Pour qui ? Tous ceux qui sont fatigués des clichés sur le Moyen-Orient
Voir quoi ? Une image de Beyrouth vraie et saisissante
Combien de temps faut-il pour qu’une expression change de sens ? « C’est Beyrouth », c’est aussi le nom de l’exposition présentée dans les deux espaces de l’Institut des cultures d’islam jusqu’au 28 juillet. A travers le regard de 16 artistes, le centre culturel nous offre une vision in situ du quotidien des habitants de Beyrouth, brisant au passage bien des clichés.
Parce que, finalement, Beyrouth, c’est quoi ? Entre multiconfessionnalisme, communautés LGBT+ illégales, soirées clandestines, soleil méditerranéen et réflexions politiques, la capitale libanaise a bien plus à montrer que les images dramatiques dont nous ont bombardés les médias ces quarante dernières années.
L’expo, orchestrée par l’écrivain et photographe Sabyl Ghoussoub, s’ouvre sur un projet vidéo de Fouad Elkoury qui, loin du photojournalisme, propose sa propre vision de la guerre ayant frappé le pays en 2006. L’occasion également de questionner la place du corps dans une contrée éminemment pudique. Des corps tantôt tannés par le soleil du Levant dans l’objectif de Vianney Le Caer, tantôt couverts de tatouages chiites dans la série saisissante d’Hassan Ammar, ou même voilés lors de l’iftar, le repas du soir pendant le ramadan. Des corps multiples et singuliers, à l’image du pays.

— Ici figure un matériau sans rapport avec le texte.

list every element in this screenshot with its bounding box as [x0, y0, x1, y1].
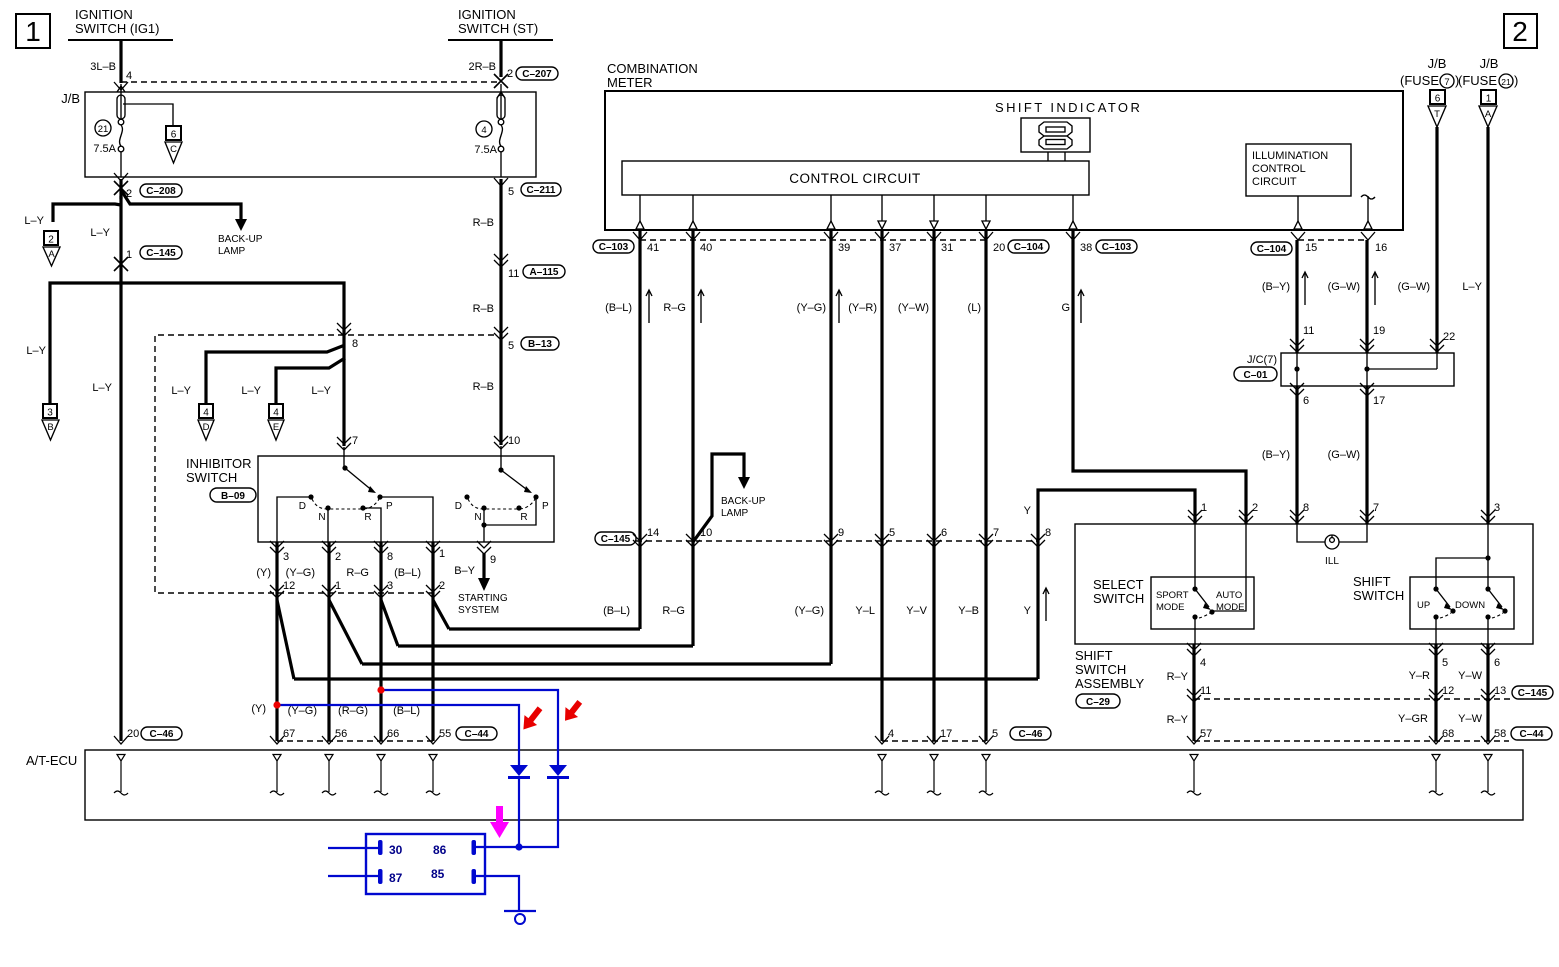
- svg-text:L–Y: L–Y: [92, 382, 112, 394]
- svg-text:5: 5: [508, 340, 514, 352]
- svg-text:11: 11: [1303, 325, 1314, 337]
- svg-text:12: 12: [1442, 685, 1454, 697]
- connector C-207: [494, 67, 558, 88]
- svg-text:4: 4: [481, 125, 486, 136]
- svg-text:6: 6: [171, 130, 177, 141]
- back-up lamp branch from pin 10: [693, 454, 766, 542]
- wire 22 G-W from fuse 7: [1398, 127, 1456, 369]
- svg-text:4: 4: [1200, 657, 1206, 669]
- inhibitor output pins 3,2,8,1: [256, 541, 445, 741]
- blue added circuit: [251, 686, 569, 924]
- svg-text:B–Y: B–Y: [454, 565, 475, 577]
- branch at y=283: left to 3/B, right to inhibitor pin 8: [26, 283, 344, 446]
- svg-text:B: B: [47, 422, 53, 433]
- select switch: [1093, 524, 1254, 644]
- svg-text:(R–G): (R–G): [338, 705, 368, 717]
- shift switch: [1353, 524, 1514, 644]
- svg-text:SHIFT: SHIFT: [1075, 648, 1113, 663]
- svg-text:8: 8: [1303, 502, 1309, 514]
- svg-text:Y–V: Y–V: [906, 605, 927, 617]
- svg-text:A/T-ECU: A/T-ECU: [26, 753, 77, 768]
- L-Y branch to terminal 4/E: [241, 358, 345, 404]
- svg-text:SHIFT INDICATOR: SHIFT INDICATOR: [995, 100, 1142, 115]
- svg-text:2: 2: [48, 235, 54, 246]
- svg-text:): ): [1514, 73, 1518, 88]
- svg-text:Y–GR: Y–GR: [1398, 713, 1428, 725]
- wire R-G horizontal run: [398, 644, 693, 647]
- svg-text:L–Y: L–Y: [1462, 281, 1482, 293]
- svg-text:68: 68: [1442, 728, 1454, 740]
- svg-text:86: 86: [433, 843, 447, 857]
- svg-text:L–Y: L–Y: [241, 385, 261, 397]
- svg-text:SYSTEM: SYSTEM: [458, 605, 499, 616]
- page number box 1: [16, 14, 50, 48]
- svg-text:Y: Y: [1024, 505, 1032, 517]
- svg-text:(G–W): (G–W): [1328, 449, 1360, 461]
- svg-text:7: 7: [1373, 502, 1379, 514]
- SSA output wires to ECU: [1167, 643, 1553, 744]
- svg-text:R–G: R–G: [663, 302, 686, 314]
- svg-text:1: 1: [1486, 94, 1492, 105]
- svg-text:6: 6: [1303, 395, 1309, 407]
- svg-text:SHIFT: SHIFT: [1353, 574, 1391, 589]
- svg-text:38: 38: [1080, 242, 1092, 254]
- wire branch at C-208: left to terminal 2/A, right to back-up lamp: [24, 190, 262, 741]
- dashed boundary box around inhibitor area: [155, 335, 494, 593]
- svg-text:(Y): (Y): [256, 567, 271, 579]
- svg-text:C: C: [170, 144, 177, 155]
- wire 3L-B from IG1: [90, 40, 132, 83]
- svg-text:BACK-UP: BACK-UP: [721, 496, 766, 507]
- svg-text:20: 20: [127, 728, 139, 740]
- svg-text:D: D: [299, 501, 306, 512]
- svg-text:C–104: C–104: [1014, 242, 1044, 253]
- svg-text:(L): (L): [968, 302, 981, 314]
- svg-text:DOWN: DOWN: [1455, 600, 1485, 611]
- svg-text:7: 7: [1444, 77, 1449, 88]
- left ECU pin row: [114, 727, 497, 744]
- svg-text:Y–R: Y–R: [1409, 670, 1430, 682]
- wire stub to relay 87: [328, 875, 378, 877]
- svg-text:3: 3: [47, 408, 53, 419]
- wire G pin 38 to select switch pin 2: [1073, 230, 1246, 524]
- svg-text:41: 41: [647, 242, 659, 254]
- svg-text:1: 1: [126, 249, 132, 261]
- svg-text:METER: METER: [607, 75, 653, 90]
- svg-text:SWITCH: SWITCH: [1075, 662, 1126, 677]
- ILL lamp: [1297, 524, 1367, 567]
- svg-text:SWITCH: SWITCH: [1353, 588, 1404, 603]
- svg-text:5: 5: [508, 186, 514, 198]
- svg-text:55: 55: [439, 728, 451, 740]
- svg-text:58: 58: [1494, 728, 1506, 740]
- svg-text:R–B: R–B: [473, 303, 494, 315]
- J/B fuse 7 feed label: [1400, 56, 1459, 88]
- A/T-ECU box: [26, 750, 1523, 820]
- svg-text:CIRCUIT: CIRCUIT: [1252, 176, 1297, 188]
- svg-text:P: P: [386, 501, 393, 512]
- SSA entry chevrons for 1 and 2: [1188, 502, 1258, 523]
- svg-text:D: D: [455, 501, 462, 512]
- svg-text:CONTROL CIRCUIT: CONTROL CIRCUIT: [789, 171, 921, 186]
- wires 15/16 from illumination circuit down to J/C: [1262, 240, 1385, 353]
- svg-text:(Y–G): (Y–G): [286, 567, 315, 579]
- magenta annotation arrow: [490, 806, 509, 838]
- svg-text:(B–Y): (B–Y): [1262, 281, 1290, 293]
- svg-text:3: 3: [283, 551, 289, 563]
- svg-text:C–145: C–145: [1518, 688, 1548, 699]
- svg-text:30: 30: [389, 843, 403, 857]
- wire diagonal from pin 3: [381, 600, 398, 646]
- svg-text:Y–L: Y–L: [855, 605, 875, 617]
- svg-text:P: P: [542, 501, 549, 512]
- ignition switch ST label: [448, 7, 553, 40]
- terminal 1/A: [1479, 90, 1497, 127]
- svg-text:A: A: [48, 249, 55, 260]
- svg-text:C–145: C–145: [146, 248, 176, 259]
- svg-text:SELECT: SELECT: [1093, 577, 1144, 592]
- svg-text:8: 8: [1045, 527, 1051, 539]
- svg-text:(B–L): (B–L): [603, 605, 630, 617]
- junction dot on wire 66: [377, 686, 384, 693]
- relay pin 30 terminal: [378, 840, 383, 855]
- svg-text:2: 2: [1512, 16, 1528, 47]
- svg-text:SWITCH: SWITCH: [1093, 591, 1144, 606]
- svg-text:R: R: [364, 512, 371, 523]
- wire (Y-G) horizontal run: [362, 662, 831, 665]
- wire colour labels below meter: [605, 290, 1084, 323]
- relay pin 85 terminal: [472, 869, 477, 884]
- junction dot on wire 67: [273, 701, 280, 708]
- svg-text:CONTROL: CONTROL: [1252, 163, 1306, 175]
- svg-text:B–13: B–13: [528, 339, 552, 350]
- wire blue tap from node 67 (Y): [277, 705, 519, 765]
- svg-text:(B–L): (B–L): [394, 567, 421, 579]
- svg-text:N: N: [318, 512, 325, 523]
- wire relay 85 to ground: [476, 876, 519, 912]
- terminal 4/D: [198, 404, 214, 440]
- svg-text:C–208: C–208: [146, 186, 176, 197]
- meter internal pin stubs with direction triangles: [636, 195, 1375, 229]
- ECU internal pins: [114, 755, 1495, 796]
- wire Y-L pin 37 vertical: [880, 230, 883, 741]
- wire diagonal from pin 12: [277, 600, 294, 679]
- terminal 4/E: [268, 404, 284, 440]
- svg-text:L–Y: L–Y: [24, 215, 44, 227]
- starting system pin 9: [454, 541, 508, 616]
- svg-text:D: D: [203, 422, 210, 433]
- wire R-G pin 40 vertical: [691, 230, 694, 646]
- svg-text:R: R: [520, 512, 527, 523]
- svg-text:SWITCH (IG1): SWITCH (IG1): [75, 21, 160, 36]
- svg-text:3: 3: [1494, 502, 1500, 514]
- svg-text:SWITCH (ST): SWITCH (ST): [458, 21, 538, 36]
- svg-text:(Y–W): (Y–W): [898, 302, 929, 314]
- wire colour labels below C-145 row: [603, 505, 1049, 621]
- svg-text:L–Y: L–Y: [26, 345, 46, 357]
- wire 2R-B from ST: [468, 40, 513, 80]
- svg-text:17: 17: [1373, 395, 1385, 407]
- svg-text:(G–W): (G–W): [1328, 281, 1360, 293]
- svg-text:(Y–R): (Y–R): [848, 302, 877, 314]
- svg-text:C–211: C–211: [527, 185, 556, 196]
- combination meter box: [605, 61, 1403, 230]
- terminal 6/C inside J/B: [123, 104, 182, 163]
- svg-text:21: 21: [1501, 77, 1511, 87]
- wire diagonal from pin 1: [329, 600, 362, 664]
- svg-text:(Y): (Y): [251, 703, 266, 715]
- svg-text:13: 13: [1494, 685, 1506, 697]
- svg-text:39: 39: [838, 242, 850, 254]
- meter bottom pin row: [593, 232, 1387, 255]
- svg-text:E: E: [273, 422, 279, 433]
- svg-text:Y: Y: [1024, 605, 1032, 617]
- svg-text:6: 6: [1494, 657, 1500, 669]
- svg-text:(Y–G): (Y–G): [795, 605, 824, 617]
- ground symbol: [515, 914, 525, 924]
- wire (B-L) horizontal run: [449, 627, 640, 630]
- connector C-145 pin 1: [114, 246, 182, 271]
- svg-text:6: 6: [941, 527, 947, 539]
- wire (Y-G) pin 39 vertical: [829, 230, 832, 664]
- svg-text:L–Y: L–Y: [171, 385, 191, 397]
- relay K1: [366, 834, 485, 894]
- svg-text:(B–Y): (B–Y): [1262, 449, 1290, 461]
- junction connector J/C(7) C-01: [1234, 353, 1454, 386]
- svg-text:Y–B: Y–B: [958, 605, 979, 617]
- svg-text:LAMP: LAMP: [218, 246, 246, 257]
- junction block J/B box: [61, 91, 536, 177]
- svg-text:5: 5: [992, 728, 998, 740]
- svg-text:J/B: J/B: [1428, 56, 1447, 71]
- svg-text:COMBINATION: COMBINATION: [607, 61, 698, 76]
- svg-text:12: 12: [283, 580, 295, 592]
- svg-text:3L–B: 3L–B: [90, 61, 116, 73]
- svg-text:11: 11: [1200, 685, 1211, 697]
- inhibitor switch left bank: [277, 465, 433, 542]
- svg-text:C–46: C–46: [150, 729, 174, 740]
- wire stub to relay 30: [328, 847, 378, 849]
- svg-text:L–Y: L–Y: [311, 385, 331, 397]
- svg-text:A: A: [1485, 109, 1492, 120]
- svg-text:A–115: A–115: [530, 267, 559, 278]
- svg-text:ILL: ILL: [1325, 556, 1339, 567]
- wire Y-V pin 31 vertical: [932, 230, 935, 741]
- svg-text:SWITCH: SWITCH: [186, 470, 237, 485]
- svg-text:IGNITION: IGNITION: [458, 7, 516, 22]
- shift switch assembly box: [1075, 524, 1533, 708]
- wire Y horizontal run: [294, 677, 1038, 680]
- red annotation arrows: [517, 697, 586, 735]
- terminal 6/T: [1428, 90, 1446, 127]
- svg-text:56: 56: [335, 728, 347, 740]
- ignition switch IG1 label: [68, 7, 173, 40]
- svg-text:9: 9: [838, 527, 844, 539]
- svg-text:BACK-UP: BACK-UP: [218, 234, 263, 245]
- svg-text:UP: UP: [1417, 600, 1430, 611]
- svg-text:R–G: R–G: [662, 605, 685, 617]
- svg-text:R–B: R–B: [473, 217, 494, 229]
- svg-text:Y–W: Y–W: [1458, 670, 1482, 682]
- svg-text:57: 57: [1200, 728, 1212, 740]
- svg-text:10: 10: [700, 527, 712, 539]
- svg-text:(Y–G): (Y–G): [797, 302, 826, 314]
- svg-text:C–207: C–207: [522, 69, 552, 80]
- wire Y-B pin 20 vertical: [984, 230, 987, 741]
- shift indicator: [995, 100, 1142, 161]
- wire relay 86 to diode junction: [476, 846, 519, 848]
- svg-text:STARTING: STARTING: [458, 593, 508, 604]
- svg-text:40: 40: [700, 242, 712, 254]
- svg-text:(Y–G): (Y–G): [288, 705, 317, 717]
- relay pin 86 terminal: [472, 840, 477, 855]
- diode D1: [510, 765, 528, 776]
- svg-text:7: 7: [352, 435, 358, 447]
- wire (B-L) pin 41 vertical: [638, 230, 641, 629]
- J/B fuse 21 feed label: [1458, 56, 1518, 88]
- svg-text:15: 15: [1305, 242, 1317, 254]
- svg-text:2: 2: [335, 551, 341, 563]
- svg-text:1: 1: [1201, 502, 1207, 514]
- svg-text:85: 85: [431, 867, 445, 881]
- illumination control circuit box: [1246, 144, 1351, 196]
- C-145 middle connector row: [595, 527, 1051, 547]
- svg-text:AUTO: AUTO: [1216, 590, 1242, 601]
- terminal 3/B: [42, 404, 59, 440]
- svg-text:2R–B: 2R–B: [468, 61, 496, 73]
- svg-text:4: 4: [126, 70, 132, 82]
- wire blue tap from node 66 (R-G): [381, 690, 558, 765]
- svg-text:17: 17: [940, 728, 952, 740]
- svg-text:ASSEMBLY: ASSEMBLY: [1075, 676, 1144, 691]
- fuse 21: [93, 82, 128, 177]
- svg-text:ILLUMINATION: ILLUMINATION: [1252, 150, 1328, 162]
- connector C-208: [114, 173, 182, 200]
- wire L-Y from fuse 21: [1462, 127, 1500, 524]
- dashed connector line top: [121, 81, 501, 83]
- svg-text:5: 5: [889, 527, 895, 539]
- svg-text:L–Y: L–Y: [90, 227, 110, 239]
- wires 6/17 from J/C down to SSA: [1262, 383, 1385, 524]
- svg-text:R–Y: R–Y: [1167, 714, 1189, 726]
- svg-text:C–44: C–44: [465, 729, 489, 740]
- node 7 inhibitor pin: [337, 435, 358, 468]
- svg-text:C–44: C–44: [1520, 729, 1544, 740]
- svg-text:R–G: R–G: [346, 567, 369, 579]
- svg-text:J/B: J/B: [1480, 56, 1499, 71]
- svg-text:R–Y: R–Y: [1167, 671, 1189, 683]
- svg-text:C–29: C–29: [1086, 697, 1110, 708]
- svg-text:1: 1: [439, 548, 445, 560]
- svg-text:7.5A: 7.5A: [474, 144, 497, 156]
- svg-text:7.5A: 7.5A: [93, 143, 116, 155]
- svg-text:N: N: [474, 512, 481, 523]
- svg-text:22: 22: [1443, 331, 1455, 343]
- inhibitor switch right bank: [455, 467, 549, 542]
- svg-text:2: 2: [1252, 502, 1258, 514]
- ST wire down to inhibitor: R-B segments: [473, 178, 565, 470]
- fuse 4: [474, 84, 505, 177]
- svg-text:8: 8: [352, 338, 358, 350]
- svg-text:1: 1: [25, 16, 41, 47]
- page number box 2: [1504, 14, 1537, 48]
- svg-text:T: T: [1434, 109, 1440, 120]
- svg-text:8: 8: [387, 551, 393, 563]
- svg-text:C–103: C–103: [1102, 242, 1132, 253]
- svg-text:C–103: C–103: [599, 242, 629, 253]
- svg-text:C–46: C–46: [1019, 729, 1043, 740]
- svg-text:7: 7: [993, 527, 999, 539]
- svg-text:MODE: MODE: [1156, 602, 1185, 613]
- svg-text:4: 4: [888, 728, 894, 740]
- svg-text:6: 6: [1435, 94, 1441, 105]
- svg-text:66: 66: [387, 728, 399, 740]
- terminal 2/A: [43, 231, 60, 266]
- svg-text:16: 16: [1375, 242, 1387, 254]
- svg-text:9: 9: [490, 554, 496, 566]
- L-Y branch to terminal 4/D: [171, 345, 345, 404]
- svg-text:1: 1: [335, 580, 341, 592]
- svg-text:J/B: J/B: [61, 91, 80, 106]
- svg-text:5: 5: [1442, 657, 1448, 669]
- svg-text:C–145: C–145: [601, 534, 631, 545]
- control circuit box: [622, 161, 1089, 195]
- svg-text:Y–W: Y–W: [1458, 713, 1482, 725]
- svg-text:SPORT: SPORT: [1156, 590, 1189, 601]
- node 8 on L-Y wire: [337, 323, 358, 350]
- svg-text:G: G: [1061, 302, 1070, 314]
- svg-text:(G–W): (G–W): [1398, 281, 1430, 293]
- svg-text:3: 3: [387, 580, 393, 592]
- svg-text:2: 2: [439, 580, 445, 592]
- diode D2: [549, 765, 567, 776]
- svg-text:J/C(7): J/C(7): [1247, 354, 1277, 366]
- svg-text:4: 4: [203, 408, 209, 419]
- svg-text:(FUSE: (FUSE: [1458, 73, 1497, 88]
- svg-text:31: 31: [941, 242, 953, 254]
- wire diagonal from pin 2: [433, 600, 449, 629]
- svg-text:10: 10: [508, 435, 520, 447]
- svg-text:19: 19: [1373, 325, 1385, 337]
- svg-text:11: 11: [508, 268, 519, 280]
- relay pin 87 terminal: [378, 869, 383, 884]
- svg-text:87: 87: [389, 871, 403, 885]
- middle ECU pin row 4,17,5 C-46: [875, 727, 1051, 744]
- svg-text:4: 4: [273, 408, 279, 419]
- svg-text:LAMP: LAMP: [721, 508, 749, 519]
- svg-text:67: 67: [283, 728, 295, 740]
- inhibitor switch box: [186, 456, 554, 542]
- svg-text:C–01: C–01: [1244, 370, 1268, 381]
- svg-text:(FUSE: (FUSE: [1400, 73, 1439, 88]
- wire Y via C-145 pin 8 to select switch pin 1: [1038, 490, 1195, 679]
- svg-text:B–09: B–09: [221, 491, 245, 502]
- svg-text:INHIBITOR: INHIBITOR: [186, 456, 252, 471]
- svg-text:21: 21: [98, 124, 109, 135]
- svg-text:C–104: C–104: [1257, 244, 1287, 255]
- svg-text:37: 37: [889, 242, 901, 254]
- svg-text:(B–L): (B–L): [393, 705, 420, 717]
- svg-text:(B–L): (B–L): [605, 302, 632, 314]
- svg-text:14: 14: [647, 527, 659, 539]
- svg-text:IGNITION: IGNITION: [75, 7, 133, 22]
- svg-text:20: 20: [993, 242, 1005, 254]
- svg-text:R–B: R–B: [473, 381, 494, 393]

Parce que le Liban, c’est surtout un melting-pot culturel exceptionnel : 18 religions qui cohabitent, un tiers de sa population issue de l’immigration et un mélange de français, d’arabe, de turc ou encore d’arménien dans les conversations. La marginalité et la clandestinité guident la seconde partie du parcours, de l’enfer vécu par les réfugiés syriens et palestiniens aux jours de repos des domestiques asiatiques en passant par la culture queer réprimandée. Morcelée comme le territoire, l’expo se poursuit dans le hammam où des vidéos narrant le périple des multiples migrants sont présentées et se conclut à l’extérieur avec un triptyque de Randa Mirza dénonçant la disparition du patrimoine architectural de Beyrouth au profit de projets immobiliers. L’occasion de découvrir toutes les facettes de celle qu’on appelle « la ville qui ne meurt jamais ».